Charles shrugged. “No one can prove anything, including myself. Anyway, in a year or less I should have the answer. The institute in Berkeley is content to let me pursue my own approach to studying cancer. With a little luck I should be able to show that what happened to Michelle was the first
example of harnessing the body to cure itself of an established leukemia. If that . . .”

“Dad!” called Jean Paul from the back of the car. “Could you stop at the next gas station?”

Charles drummed his fingers on the steering wheel, but Cathryn reached over and squeezed Charles's arm. He took his foot off the accelerator. “There won't be a town for another fifty miles. I'll just stop.

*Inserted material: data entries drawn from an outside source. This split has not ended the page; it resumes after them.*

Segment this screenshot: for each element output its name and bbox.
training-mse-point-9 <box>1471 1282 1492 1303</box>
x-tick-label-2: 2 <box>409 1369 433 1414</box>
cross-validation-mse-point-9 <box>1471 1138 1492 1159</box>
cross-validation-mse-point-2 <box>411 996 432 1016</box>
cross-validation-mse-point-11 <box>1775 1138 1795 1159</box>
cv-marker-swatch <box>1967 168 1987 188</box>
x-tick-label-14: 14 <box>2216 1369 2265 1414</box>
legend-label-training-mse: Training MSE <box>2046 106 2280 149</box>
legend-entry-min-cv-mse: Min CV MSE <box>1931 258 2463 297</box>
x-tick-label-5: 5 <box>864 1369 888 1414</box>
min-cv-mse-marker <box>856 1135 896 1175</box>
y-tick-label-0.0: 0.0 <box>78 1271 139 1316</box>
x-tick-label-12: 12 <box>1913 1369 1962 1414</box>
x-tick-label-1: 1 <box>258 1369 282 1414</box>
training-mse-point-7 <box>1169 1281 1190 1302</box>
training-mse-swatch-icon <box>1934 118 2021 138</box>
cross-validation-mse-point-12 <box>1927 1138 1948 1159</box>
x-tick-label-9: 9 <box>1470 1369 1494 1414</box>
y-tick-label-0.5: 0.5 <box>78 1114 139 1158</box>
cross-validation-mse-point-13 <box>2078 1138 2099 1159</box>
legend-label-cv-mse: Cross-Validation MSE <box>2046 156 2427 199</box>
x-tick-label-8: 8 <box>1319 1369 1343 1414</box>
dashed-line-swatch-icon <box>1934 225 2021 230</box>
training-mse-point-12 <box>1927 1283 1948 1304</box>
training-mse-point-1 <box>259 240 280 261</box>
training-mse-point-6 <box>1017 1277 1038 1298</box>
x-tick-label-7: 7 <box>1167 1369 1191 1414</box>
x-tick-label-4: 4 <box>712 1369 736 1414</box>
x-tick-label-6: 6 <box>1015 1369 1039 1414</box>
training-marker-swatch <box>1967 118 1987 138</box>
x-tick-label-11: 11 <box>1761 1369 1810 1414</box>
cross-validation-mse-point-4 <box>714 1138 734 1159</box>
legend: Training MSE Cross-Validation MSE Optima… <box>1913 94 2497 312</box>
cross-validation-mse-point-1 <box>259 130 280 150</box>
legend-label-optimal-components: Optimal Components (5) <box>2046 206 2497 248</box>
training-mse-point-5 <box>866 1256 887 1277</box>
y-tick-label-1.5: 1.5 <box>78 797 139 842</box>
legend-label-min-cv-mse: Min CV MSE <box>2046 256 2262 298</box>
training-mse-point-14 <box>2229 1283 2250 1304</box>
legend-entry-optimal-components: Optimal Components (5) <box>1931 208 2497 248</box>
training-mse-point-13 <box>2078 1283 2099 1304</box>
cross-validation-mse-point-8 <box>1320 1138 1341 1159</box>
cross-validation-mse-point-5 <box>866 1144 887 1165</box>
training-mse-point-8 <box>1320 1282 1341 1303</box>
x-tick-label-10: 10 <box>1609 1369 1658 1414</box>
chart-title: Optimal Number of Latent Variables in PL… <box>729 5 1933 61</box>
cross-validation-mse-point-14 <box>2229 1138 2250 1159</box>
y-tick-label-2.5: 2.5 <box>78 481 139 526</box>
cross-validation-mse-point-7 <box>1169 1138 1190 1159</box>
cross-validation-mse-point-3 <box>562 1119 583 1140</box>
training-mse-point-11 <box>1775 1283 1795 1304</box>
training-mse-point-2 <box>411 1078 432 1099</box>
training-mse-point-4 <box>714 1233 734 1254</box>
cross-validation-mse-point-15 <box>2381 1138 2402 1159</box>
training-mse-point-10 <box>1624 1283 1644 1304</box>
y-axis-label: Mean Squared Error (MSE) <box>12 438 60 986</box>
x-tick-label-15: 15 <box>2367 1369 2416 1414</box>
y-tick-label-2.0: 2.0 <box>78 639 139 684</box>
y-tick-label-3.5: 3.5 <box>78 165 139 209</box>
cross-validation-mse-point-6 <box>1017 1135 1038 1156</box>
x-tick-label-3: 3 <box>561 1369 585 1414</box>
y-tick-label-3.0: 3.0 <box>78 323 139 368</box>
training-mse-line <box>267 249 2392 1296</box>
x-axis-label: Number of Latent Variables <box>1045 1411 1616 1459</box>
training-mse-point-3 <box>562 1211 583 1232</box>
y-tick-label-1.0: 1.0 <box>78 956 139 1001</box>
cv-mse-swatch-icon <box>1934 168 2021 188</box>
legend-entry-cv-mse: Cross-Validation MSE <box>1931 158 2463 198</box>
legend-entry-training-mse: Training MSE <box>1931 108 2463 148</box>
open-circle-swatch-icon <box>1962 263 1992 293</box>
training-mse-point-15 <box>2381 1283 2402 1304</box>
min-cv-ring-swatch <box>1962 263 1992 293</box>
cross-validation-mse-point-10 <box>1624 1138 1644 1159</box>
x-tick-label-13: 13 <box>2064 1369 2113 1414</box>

We could all use a stretch.”

Charles pulled onto the dusty shoulder of the road. “Okay, everybody out for R-and-R and whatever.”

“It's hotter than an oven,” said Jean Paul with dismay, searching for some sort of cover.

Charles led Cathryn up a small rise, affording a view to the west, an arid, stark stretch of desert leading up to jagged mountains. Behind them in the car, Chuck and Michelle were arguing. Yes, thought Charles. Everything is normal.

“I never knew the desert was so beautiful,” said Cathryn, mesmerized by the landscape.

Charles took a deep breath. “Smell the air. It makes Shaftesbury seem like another planet.”

Charles pulled Cathryn into his right arm. “You know what scares me the most?” he said.

“What?”

“I'm beginning to feel content again.”

“Don't worry about that,” laughed Cathryn. “Wait until we get to Berkeley with no house and little money and three hungry kids.”

Charles smiled. “You're right. There is still plenty of opportunity for catastrophe.”

EPILOGUE

W
hen the snows melted in the lofty White Mountains in New Hampshire, hundreds of swollen streams flooded the Pawtomack River. Within a two-day period, its level rose several feet and its lazy seaward course became a torrent. Passing the town of Shaftesbury, the clear water raged against the old granite quays of the deserted mill building, spraying mist and miniature rainbows into the crystal air.

As the weather grew warmer green shoots thrust up through the ground along the river, growing in areas previously too toxic for them to survive. Even in the shadow of Recycle, Ltd., tadpoles appeared for the first time in years to chase the skittish water spiders, and rainbow trout migrated south through the formerly poisoned waters.

As the nights became shorter and hot summer approached, a single drop of benzene appeared at the juncture of an off-load pipe in one of the new chemical holding tanks. No one supervising the installations had fully understood the insidious propensities of benzene, and from the moment the first molecules had flowed into the new system, they began dissolving the rubber gaskets used to seal the line.

It had taken about two months for the toxic fluid to eat through the rubber and drip onto the granite blocks beneath the chemical storage tanks, but after the first, the drops came in an increasing tempo. The poisonous molecules followed the path of least resistance, working their way down into the mortarless masonry, then seeping laterally until they entered the river. The only evidence of their presence was a slightly aromatic, almost sweet smell.

The first to die were the frogs, then the fish. When the river fell, as the summer sun grew stronger, the concentration of the poison soared.